Viacom's (VIA) Paramount Pictures, MGM, and Lions Gate Entertainment (LGF) announced Apr. 20 they would team up to launch a new pay TV channel that would have a strong online offering as well. Viacom will be providing operational support to the channel through its MTV Networks division. The announcement came as the three studios were opting not to renew their deals to supply Showtime with their movies, after the channel asked them to lower their fees. In addition to showing movies, the channel will develop original programs.

Stoking the CBS-Viacom Rivalry

The decision to create a new channel is making for a particularly prickly situation since CBS was, until late 2005, part of Viacom, before being spun off as a separate company. Octogenarian mogul Sumner Redstone serves as chairman of both CBS and Viacom. That Viacom would recruit a former deposed Showtime executive to run the channel will almost certainly stoke the rivalry that has emerged in the past two years between CBS and Viacom.

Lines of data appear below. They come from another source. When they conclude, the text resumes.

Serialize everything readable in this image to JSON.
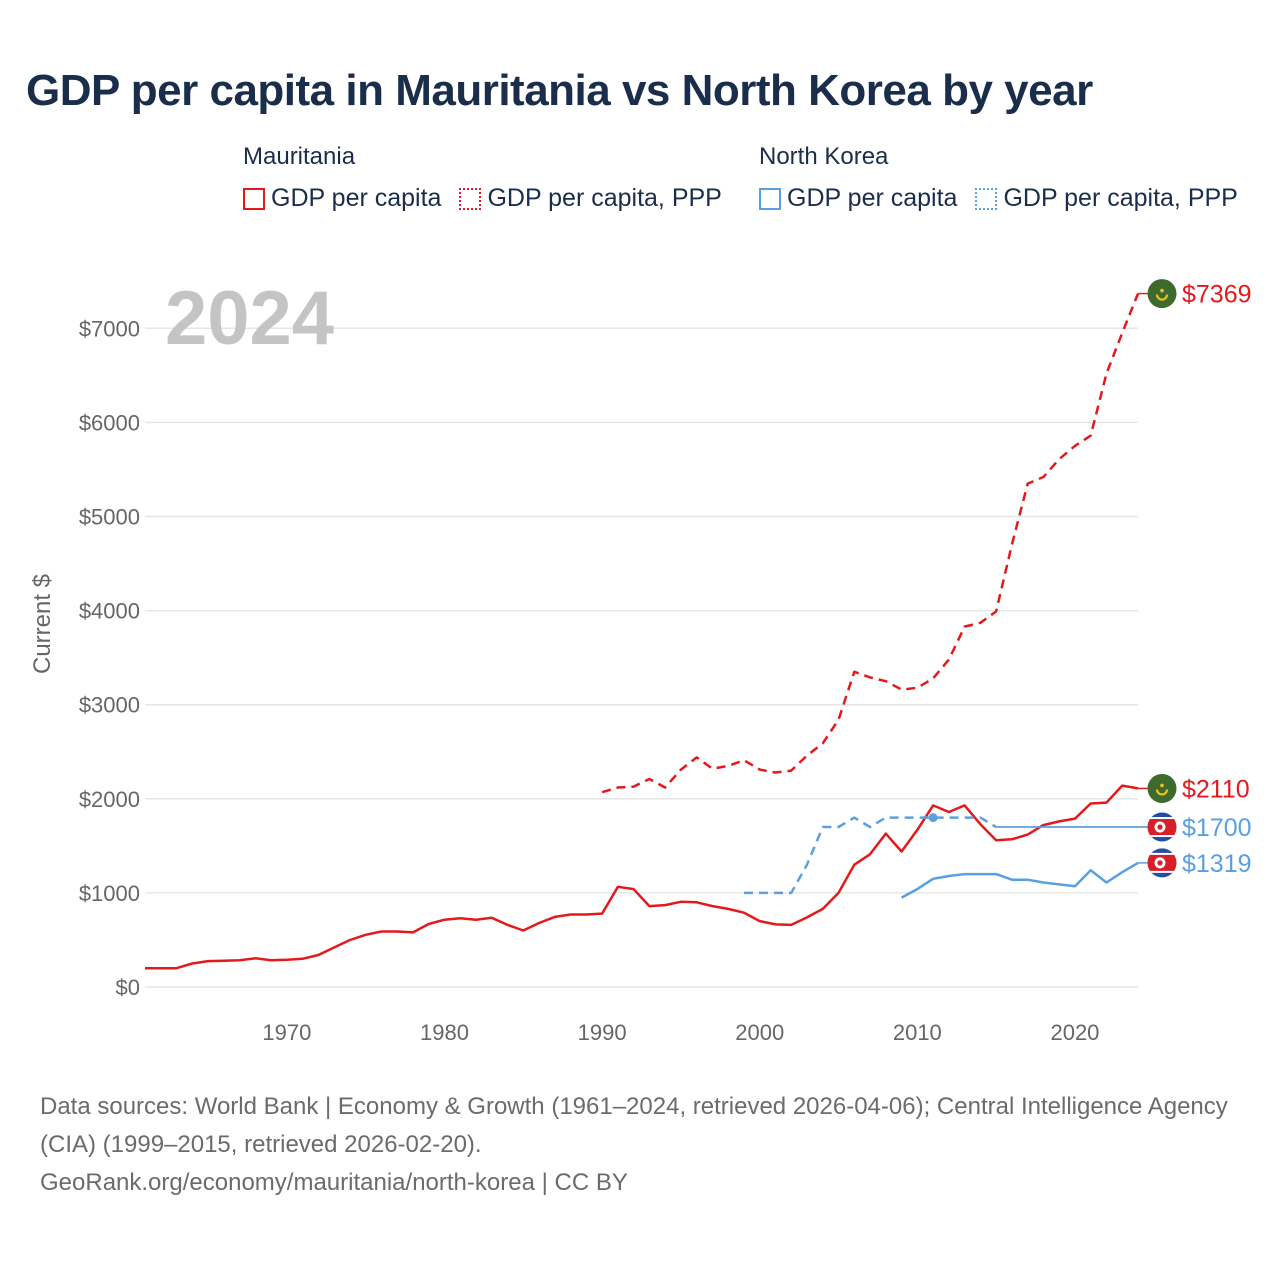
{
  "title": "GDP per capita in Mauritania vs North Korea by year",
  "legend": {
    "groups": [
      {
        "name": "Mauritania",
        "color": "#e31a1c",
        "items": [
          {
            "label": "GDP per capita",
            "style": "solid"
          },
          {
            "label": "GDP per capita, PPP",
            "style": "dotted"
          }
        ]
      },
      {
        "name": "North Korea",
        "color": "#5aa0e0",
        "items": [
          {
            "label": "GDP per capita",
            "style": "solid"
          },
          {
            "label": "GDP per capita, PPP",
            "style": "dotted"
          }
        ]
      }
    ]
  },
  "footer": {
    "sources": "Data sources: World Bank | Economy & Growth (1961–2024, retrieved 2026-04-06); Central Intelligence Agency (CIA) (1999–2015, retrieved 2026-02-20).",
    "credit": "GeoRank.org/economy/mauritania/north-korea | CC BY"
  },
  "chart_data": {
    "type": "line",
    "title": "GDP per capita in Mauritania vs North Korea by year",
    "year_label": "2024",
    "xlabel": "",
    "ylabel": "Current $",
    "xlim": [
      1961,
      2024
    ],
    "ylim": [
      0,
      7600
    ],
    "x_ticks": [
      1970,
      1980,
      1990,
      2000,
      2010,
      2020
    ],
    "y_ticks": [
      0,
      1000,
      2000,
      3000,
      4000,
      5000,
      6000,
      7000
    ],
    "y_tick_labels": [
      "$0",
      "$1000",
      "$2000",
      "$3000",
      "$4000",
      "$5000",
      "$6000",
      "$7000"
    ],
    "grid": true,
    "series": [
      {
        "name": "Mauritania GDP per capita",
        "country": "Mauritania",
        "color": "#e31a1c",
        "dash": "solid",
        "end_label": "$2110",
        "flag": "mauritania",
        "x": [
          1961,
          1962,
          1963,
          1964,
          1965,
          1966,
          1967,
          1968,
          1969,
          1970,
          1971,
          1972,
          1973,
          1974,
          1975,
          1976,
          1977,
          1978,
          1979,
          1980,
          1981,
          1982,
          1983,
          1984,
          1985,
          1986,
          1987,
          1988,
          1989,
          1990,
          1991,
          1992,
          1993,
          1994,
          1995,
          1996,
          1997,
          1998,
          1999,
          2000,
          2001,
          2002,
          2003,
          2004,
          2005,
          2006,
          2007,
          2008,
          2009,
          2010,
          2011,
          2012,
          2013,
          2014,
          2015,
          2016,
          2017,
          2018,
          2019,
          2020,
          2021,
          2022,
          2023,
          2024
        ],
        "values": [
          200,
          200,
          200,
          250,
          275,
          280,
          285,
          305,
          285,
          290,
          300,
          340,
          420,
          500,
          555,
          590,
          590,
          580,
          670,
          715,
          730,
          715,
          735,
          660,
          600,
          680,
          745,
          770,
          770,
          780,
          1065,
          1040,
          860,
          870,
          905,
          900,
          860,
          830,
          790,
          700,
          665,
          660,
          740,
          830,
          1000,
          1300,
          1410,
          1630,
          1440,
          1670,
          1930,
          1860,
          1930,
          1730,
          1560,
          1570,
          1620,
          1720,
          1760,
          1790,
          1950,
          1960,
          2140,
          2110
        ]
      },
      {
        "name": "Mauritania GDP per capita, PPP",
        "country": "Mauritania",
        "color": "#e31a1c",
        "dash": "dashed",
        "end_label": "$7369",
        "flag": "mauritania",
        "x": [
          1990,
          1991,
          1992,
          1993,
          1994,
          1995,
          1996,
          1997,
          1998,
          1999,
          2000,
          2001,
          2002,
          2003,
          2004,
          2005,
          2006,
          2007,
          2008,
          2009,
          2010,
          2011,
          2012,
          2013,
          2014,
          2015,
          2016,
          2017,
          2018,
          2019,
          2020,
          2021,
          2022,
          2023,
          2024
        ],
        "values": [
          2070,
          2120,
          2130,
          2210,
          2120,
          2310,
          2440,
          2320,
          2350,
          2410,
          2310,
          2280,
          2300,
          2460,
          2590,
          2840,
          3350,
          3290,
          3250,
          3160,
          3180,
          3280,
          3480,
          3830,
          3870,
          3990,
          4700,
          5350,
          5420,
          5610,
          5750,
          5860,
          6520,
          6950,
          7369
        ]
      },
      {
        "name": "North Korea GDP per capita",
        "country": "North Korea",
        "color": "#5aa0e0",
        "dash": "solid",
        "end_label": "$1319",
        "flag": "north-korea",
        "x": [
          2009,
          2010,
          2011,
          2012,
          2013,
          2014,
          2015,
          2016,
          2017,
          2018,
          2019,
          2020,
          2021,
          2022,
          2023,
          2024
        ],
        "values": [
          950,
          1040,
          1150,
          1180,
          1200,
          1200,
          1200,
          1140,
          1140,
          1110,
          1090,
          1070,
          1240,
          1110,
          1220,
          1319
        ]
      },
      {
        "name": "North Korea GDP per capita, PPP",
        "country": "North Korea",
        "color": "#5aa0e0",
        "dash": "dashed",
        "end_label": "$1700",
        "flag": "north-korea",
        "x": [
          1999,
          2000,
          2001,
          2002,
          2003,
          2004,
          2005,
          2006,
          2007,
          2008,
          2009,
          2010,
          2011,
          2012,
          2013,
          2014,
          2015
        ],
        "values": [
          1000,
          1000,
          1000,
          1000,
          1300,
          1700,
          1700,
          1800,
          1700,
          1800,
          1800,
          1800,
          1800,
          1800,
          1800,
          1800,
          1700
        ],
        "last_known": 1700
      }
    ]
  }
}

Greenberg did not return a phone call seeking comment. "Mark getting this job is definitely another f— you to Matt (Blank)," says one Showtime executive who asked not to be identified. A Showtime spokesperson declined to comment. A Viacom spokesperson declined to comment as well.

By having worked in most areas of a pay TV channel, Greenberg brings a breadth of experience to the still-unnamed venture. The channel will face enormous challenges, particularly since HBO, Showtime, and Starz have been in existence for decades. Among the hurdles for the new channel will be convincing consumers to pay to watch Hollywood movies when they are increasingly being made available in other places; it will also have to deliver hit shows at a time when other cable channels are putting emphasis on creating original programs. What's more, getting distribution from cable giants like Comcast (CMCSA) will be a tough sell since basic and digital tiers are already crowded with a variety of channels.

Lowry is a senior writer for BusinessWeek in New York.